Kennel huntsman Barry Andrews, 33, was accused of interfering with a badger sett in woods at Bossall, Malton, by restricting the entrance.

As reported by the Mercury, Mr Andrews, of Birdsall, Malton, had denied the alleged offence last March 12 and was due to stand trial on February 23 and 24.

But the case was dropped at Scarborough magistrates’ court yesterday (Thursday) after the Crown agreed the proceedings be discontinued.

Meanwhile, Terrierman Lee Martin, 44, was convicted of the offence but may appeal for the verdict to be overturned, his lawyer said yesterday.

Martin, 44, also of Birdsall Malton, ‎ had also denied the charge under the 1992 Protection of Badgers Act, which carries a maximum penalty of six months jail.

But he was found guilty and given a 12-month community order with a condition he carries out 120 hours of unpaid work.

He was also ordered to pay £910 costs and a £60 surcharge following the investigation by the League Against Cruel Sports.

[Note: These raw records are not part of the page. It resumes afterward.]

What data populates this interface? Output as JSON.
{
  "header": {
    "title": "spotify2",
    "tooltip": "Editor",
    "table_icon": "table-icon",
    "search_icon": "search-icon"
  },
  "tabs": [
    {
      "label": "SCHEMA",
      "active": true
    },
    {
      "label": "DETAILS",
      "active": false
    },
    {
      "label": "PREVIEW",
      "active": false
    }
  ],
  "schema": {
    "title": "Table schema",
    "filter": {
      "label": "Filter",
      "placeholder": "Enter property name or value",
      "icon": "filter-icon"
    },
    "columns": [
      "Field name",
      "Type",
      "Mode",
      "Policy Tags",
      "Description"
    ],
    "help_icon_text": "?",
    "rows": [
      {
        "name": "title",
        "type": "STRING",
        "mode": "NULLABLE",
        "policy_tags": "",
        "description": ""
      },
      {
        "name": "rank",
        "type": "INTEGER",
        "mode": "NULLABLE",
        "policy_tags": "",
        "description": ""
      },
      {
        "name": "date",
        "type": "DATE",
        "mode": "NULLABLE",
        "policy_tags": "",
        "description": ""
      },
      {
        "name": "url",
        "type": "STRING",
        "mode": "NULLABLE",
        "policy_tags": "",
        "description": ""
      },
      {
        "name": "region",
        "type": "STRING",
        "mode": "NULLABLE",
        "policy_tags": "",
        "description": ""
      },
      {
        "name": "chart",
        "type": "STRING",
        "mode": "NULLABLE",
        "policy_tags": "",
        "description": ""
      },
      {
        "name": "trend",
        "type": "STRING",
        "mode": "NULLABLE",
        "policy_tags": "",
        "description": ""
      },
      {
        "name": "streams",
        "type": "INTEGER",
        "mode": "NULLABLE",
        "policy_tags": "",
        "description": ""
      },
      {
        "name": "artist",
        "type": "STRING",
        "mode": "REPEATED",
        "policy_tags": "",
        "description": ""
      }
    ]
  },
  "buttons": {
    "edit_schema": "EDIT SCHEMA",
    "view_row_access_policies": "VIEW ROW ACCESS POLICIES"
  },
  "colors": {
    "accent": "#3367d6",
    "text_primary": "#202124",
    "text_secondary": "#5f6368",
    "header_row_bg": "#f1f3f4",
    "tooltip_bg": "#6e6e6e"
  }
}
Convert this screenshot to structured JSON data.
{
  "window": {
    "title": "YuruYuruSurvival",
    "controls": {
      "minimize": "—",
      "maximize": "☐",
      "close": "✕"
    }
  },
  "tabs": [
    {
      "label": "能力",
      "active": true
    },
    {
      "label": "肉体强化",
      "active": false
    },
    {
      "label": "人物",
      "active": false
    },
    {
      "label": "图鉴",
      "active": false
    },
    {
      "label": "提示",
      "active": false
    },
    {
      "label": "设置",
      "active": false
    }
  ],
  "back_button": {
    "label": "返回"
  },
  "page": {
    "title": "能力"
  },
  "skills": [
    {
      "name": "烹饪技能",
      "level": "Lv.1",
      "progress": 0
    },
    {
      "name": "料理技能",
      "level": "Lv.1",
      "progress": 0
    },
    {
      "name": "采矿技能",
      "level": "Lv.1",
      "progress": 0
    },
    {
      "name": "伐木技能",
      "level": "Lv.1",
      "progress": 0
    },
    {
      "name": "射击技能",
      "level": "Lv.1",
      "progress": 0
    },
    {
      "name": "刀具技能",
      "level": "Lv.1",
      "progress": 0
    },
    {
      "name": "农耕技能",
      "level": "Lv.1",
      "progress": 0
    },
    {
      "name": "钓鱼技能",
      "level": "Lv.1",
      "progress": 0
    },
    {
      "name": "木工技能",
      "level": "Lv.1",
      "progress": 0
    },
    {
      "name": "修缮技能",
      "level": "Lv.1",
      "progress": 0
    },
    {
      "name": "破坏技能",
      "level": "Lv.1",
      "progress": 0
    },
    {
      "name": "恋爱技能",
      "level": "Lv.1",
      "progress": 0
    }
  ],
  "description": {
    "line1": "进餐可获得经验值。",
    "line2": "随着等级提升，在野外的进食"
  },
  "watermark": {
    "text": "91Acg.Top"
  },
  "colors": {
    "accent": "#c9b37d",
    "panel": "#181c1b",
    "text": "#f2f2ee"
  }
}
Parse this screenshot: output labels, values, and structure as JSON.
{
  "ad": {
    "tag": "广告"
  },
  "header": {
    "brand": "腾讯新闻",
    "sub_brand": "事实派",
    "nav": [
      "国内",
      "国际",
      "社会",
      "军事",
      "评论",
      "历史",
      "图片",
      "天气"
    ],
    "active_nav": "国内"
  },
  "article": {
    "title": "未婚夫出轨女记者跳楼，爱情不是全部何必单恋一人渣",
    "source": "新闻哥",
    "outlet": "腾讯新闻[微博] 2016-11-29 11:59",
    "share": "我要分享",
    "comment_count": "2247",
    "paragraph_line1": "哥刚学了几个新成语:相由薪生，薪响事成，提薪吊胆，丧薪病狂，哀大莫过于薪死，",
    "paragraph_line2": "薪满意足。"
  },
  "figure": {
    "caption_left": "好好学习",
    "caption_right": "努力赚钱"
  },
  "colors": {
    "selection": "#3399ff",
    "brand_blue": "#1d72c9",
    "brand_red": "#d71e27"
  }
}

The court heard Martin, 44, was spotted by the investigators on a quad bike near the sett during a hunt meeting on March 29 at Scrayingham, Malton.

The League claimed when it first visited the sett last February the entrances were open.

But when investigators went back to retrieve the footage the entrances had been blocked up and they then spotted Martin.

Stephen Welford, defending, said yesterday: “It has not been decided yet but an appeal against conviction is likely.

“My view is that the decision was wrong in law and contrary to the evidence that was produced.”

During the trial Mr Welford had argued that the prosecution was unfair because it was seven weeks and three days before the League reported the matter to the police.

The officer involved then on holiday for a fortnight and it was 14 weeks and two days before Martin was informed of the nature of allegations against him.

This was far too late for any “meaningful examination of the scene” and as a result the defence had been denied “crucial evidence,” Mr Welford added.